Annora sits in her chair frozen looking into the dark eyes of the man that just said her name. Her name. How had he known? She has done everything to try and keep her identity secret including dying her hair a variety of different colors. This time her hair color is black, a black so dark it seemes to make her face seem more angular and makes her blue eyes more distinct than when her hair was its normal chestnut brown. She never went by her real name when she was out in the world doing her normal dealings. She knew that they had deemed fingerprinting technology obsolete, and therefore never fingerprinted her, even in her youth. They now depend only on DNA test which, contrary to their beliefs, are easy to get around. They never actually take a person's blood these days, only a small scan on the wrist that can provide all the DNA and blood type information they need on a normal basis. After all, it was invented for medical uses during and after the Synthetic Plague. Unless their captive had created her own little device to combat theirs.

They had caught her doing one of her weekly runs to the juvenile center to bring food and other supplies for the malnourished. Illegal in these people's brutal society that they invented seven years ago. That always annoyed her. Suddenly it is illegal to help any of those that are to young or old to get things for themselves.

Annora knows that she has paused to long for this response to be credible, but she tries anyway, "My name is Anabella Leion."

The man only smiles, "The games end here, I know who you are. You may not remember me, but I remember you. I know you in a way no one else can, I can identify you not by your looks, not by your name, but by how you walk, talk, and act because deep down you are just like me." He sits in the chair and cryptically watches her as if he is wondering how she will respond.

"How am I to know you are telling the truth?
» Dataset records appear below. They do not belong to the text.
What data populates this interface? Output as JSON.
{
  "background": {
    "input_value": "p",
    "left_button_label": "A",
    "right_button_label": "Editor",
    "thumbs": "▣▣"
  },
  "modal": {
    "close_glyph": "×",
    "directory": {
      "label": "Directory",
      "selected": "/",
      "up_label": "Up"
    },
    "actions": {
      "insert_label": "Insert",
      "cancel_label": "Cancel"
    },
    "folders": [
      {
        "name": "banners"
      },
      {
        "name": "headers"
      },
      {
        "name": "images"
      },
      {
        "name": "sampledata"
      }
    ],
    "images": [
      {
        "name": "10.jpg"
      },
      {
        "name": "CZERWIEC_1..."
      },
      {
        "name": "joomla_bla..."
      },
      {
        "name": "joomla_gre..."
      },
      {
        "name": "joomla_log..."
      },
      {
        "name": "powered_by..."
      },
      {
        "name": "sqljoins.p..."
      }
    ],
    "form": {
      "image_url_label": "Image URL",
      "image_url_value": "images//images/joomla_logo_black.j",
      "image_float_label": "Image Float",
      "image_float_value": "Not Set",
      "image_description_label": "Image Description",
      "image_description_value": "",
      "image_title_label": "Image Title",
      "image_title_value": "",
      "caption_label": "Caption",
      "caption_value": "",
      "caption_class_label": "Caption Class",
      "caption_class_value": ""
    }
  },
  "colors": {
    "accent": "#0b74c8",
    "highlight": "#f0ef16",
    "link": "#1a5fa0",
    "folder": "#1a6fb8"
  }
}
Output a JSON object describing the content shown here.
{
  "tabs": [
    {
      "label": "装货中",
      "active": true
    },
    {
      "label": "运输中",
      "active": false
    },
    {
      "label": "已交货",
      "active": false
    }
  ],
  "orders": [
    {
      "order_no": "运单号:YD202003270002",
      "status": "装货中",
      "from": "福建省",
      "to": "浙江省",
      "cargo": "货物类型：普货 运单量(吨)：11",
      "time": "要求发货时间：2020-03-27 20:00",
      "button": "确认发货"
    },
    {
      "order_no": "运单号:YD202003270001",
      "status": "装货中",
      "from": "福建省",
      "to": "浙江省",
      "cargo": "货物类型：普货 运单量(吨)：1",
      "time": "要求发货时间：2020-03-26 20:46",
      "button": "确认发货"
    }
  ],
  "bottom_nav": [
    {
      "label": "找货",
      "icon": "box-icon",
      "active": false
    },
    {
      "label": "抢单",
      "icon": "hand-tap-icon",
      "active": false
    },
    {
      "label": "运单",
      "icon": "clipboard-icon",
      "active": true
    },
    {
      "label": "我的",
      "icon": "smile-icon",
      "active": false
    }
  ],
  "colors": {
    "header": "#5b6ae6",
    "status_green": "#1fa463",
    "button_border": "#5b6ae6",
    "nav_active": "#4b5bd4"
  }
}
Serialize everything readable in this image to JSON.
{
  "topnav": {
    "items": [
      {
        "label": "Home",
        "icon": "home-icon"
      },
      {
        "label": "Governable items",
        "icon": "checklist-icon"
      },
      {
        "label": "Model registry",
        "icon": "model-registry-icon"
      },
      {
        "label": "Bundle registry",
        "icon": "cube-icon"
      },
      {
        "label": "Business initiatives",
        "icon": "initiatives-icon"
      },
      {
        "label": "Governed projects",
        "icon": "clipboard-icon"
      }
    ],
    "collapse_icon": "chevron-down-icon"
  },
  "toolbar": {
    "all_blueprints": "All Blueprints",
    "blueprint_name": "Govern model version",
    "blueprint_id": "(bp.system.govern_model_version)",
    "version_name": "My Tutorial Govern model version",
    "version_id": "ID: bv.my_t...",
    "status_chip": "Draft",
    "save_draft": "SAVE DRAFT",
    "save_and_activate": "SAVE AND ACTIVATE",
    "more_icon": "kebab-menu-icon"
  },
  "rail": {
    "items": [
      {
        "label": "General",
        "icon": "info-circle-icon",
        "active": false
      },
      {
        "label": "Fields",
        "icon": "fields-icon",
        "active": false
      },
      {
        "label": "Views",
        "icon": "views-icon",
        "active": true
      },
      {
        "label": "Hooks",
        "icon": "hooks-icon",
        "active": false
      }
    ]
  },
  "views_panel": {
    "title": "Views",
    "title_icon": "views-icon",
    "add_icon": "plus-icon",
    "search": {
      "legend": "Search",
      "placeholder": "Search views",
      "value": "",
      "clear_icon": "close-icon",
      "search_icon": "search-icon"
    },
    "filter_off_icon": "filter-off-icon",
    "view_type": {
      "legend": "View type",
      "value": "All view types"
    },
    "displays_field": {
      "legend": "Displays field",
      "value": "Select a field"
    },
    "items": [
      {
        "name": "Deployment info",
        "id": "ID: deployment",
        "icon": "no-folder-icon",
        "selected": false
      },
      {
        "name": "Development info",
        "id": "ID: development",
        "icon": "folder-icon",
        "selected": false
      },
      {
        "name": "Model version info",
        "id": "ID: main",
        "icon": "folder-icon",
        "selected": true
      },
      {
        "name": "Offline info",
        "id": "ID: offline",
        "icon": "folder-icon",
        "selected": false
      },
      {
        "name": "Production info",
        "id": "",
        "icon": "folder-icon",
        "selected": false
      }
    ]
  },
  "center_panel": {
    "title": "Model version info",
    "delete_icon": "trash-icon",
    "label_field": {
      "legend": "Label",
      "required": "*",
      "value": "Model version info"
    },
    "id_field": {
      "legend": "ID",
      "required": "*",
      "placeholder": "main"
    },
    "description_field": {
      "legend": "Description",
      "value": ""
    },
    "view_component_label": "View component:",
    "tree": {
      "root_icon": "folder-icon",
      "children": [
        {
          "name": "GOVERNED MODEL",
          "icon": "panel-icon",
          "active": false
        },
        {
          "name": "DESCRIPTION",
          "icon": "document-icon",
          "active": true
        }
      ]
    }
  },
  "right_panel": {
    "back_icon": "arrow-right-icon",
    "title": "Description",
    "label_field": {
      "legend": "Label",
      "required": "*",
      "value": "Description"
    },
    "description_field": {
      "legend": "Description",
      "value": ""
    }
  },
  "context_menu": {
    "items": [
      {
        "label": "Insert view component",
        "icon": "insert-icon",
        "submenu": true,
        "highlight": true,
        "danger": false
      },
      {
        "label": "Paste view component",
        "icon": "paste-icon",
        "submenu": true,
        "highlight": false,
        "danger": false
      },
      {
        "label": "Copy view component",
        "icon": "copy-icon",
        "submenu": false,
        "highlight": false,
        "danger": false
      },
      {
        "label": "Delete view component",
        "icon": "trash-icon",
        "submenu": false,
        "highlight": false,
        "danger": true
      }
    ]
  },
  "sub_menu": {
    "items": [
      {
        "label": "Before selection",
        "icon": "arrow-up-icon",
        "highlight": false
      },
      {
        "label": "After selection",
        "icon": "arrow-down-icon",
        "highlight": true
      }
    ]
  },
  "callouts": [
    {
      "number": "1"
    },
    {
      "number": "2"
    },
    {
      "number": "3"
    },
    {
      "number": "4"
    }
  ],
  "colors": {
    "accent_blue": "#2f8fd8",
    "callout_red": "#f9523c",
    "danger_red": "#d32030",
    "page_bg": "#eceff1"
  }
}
You obviously know my name, yet I don't know yours," she cocks her head looking at him strait in the eye, "How can you honestly say you know me when I have no recollection of you? Shouldn't I be the one to judge if I am just like you?" Annora fires each question with poison in her voice. The fact that this man could believe that he knows everything about her sickens her.

Out of her several questions, the man decides to answer with one of his own, "Tell me, Annora, are you a sheep or a wolf?"

Annora is startled by the question and angered by the fact that he declined to answer any of her questions before asking his own. She knows that he has all the power in the room, but that didn't mean she couldn't win some of it back with her own words. She grudgingly answers with a question of her own, "Why do I need to answer that?"

The man smiles as if he had waited for that question to come up, "Because, there are two kinds of people in this world, the weak and the strong. The wolf represents the strong and the sheep represents the weak..."

Annora cuts him off before he can continue, "And the strong coral the weak, yada, yada, yada."

The man smiles once more, "Exactly! So, now that you fully understand answer the question, are you a sheep or a wolf?"

The room falls deadly silent and Annora does not let her eyes fall from that of the man's. His eyes are dark, a shade that may seem to be brown in the sun, but looks black in the dimly lit room.

His smile is really beginning to annoy Annora, and words finally escape her mouth, but she knows that they may not be the ones that the man wanted to hear, "The question is pointless anyway. The weak would say that they are the wolf because they are fearful of the alternative and they see themselves as strong which is exactly the idea that makes them weak. Some cocky man or woman might say that they or the wolf because they bully those around them, but does that make them strong? Only the truly strong would say that they are the sheep because only the strong would understand that the only way to be strong is to understand your faults."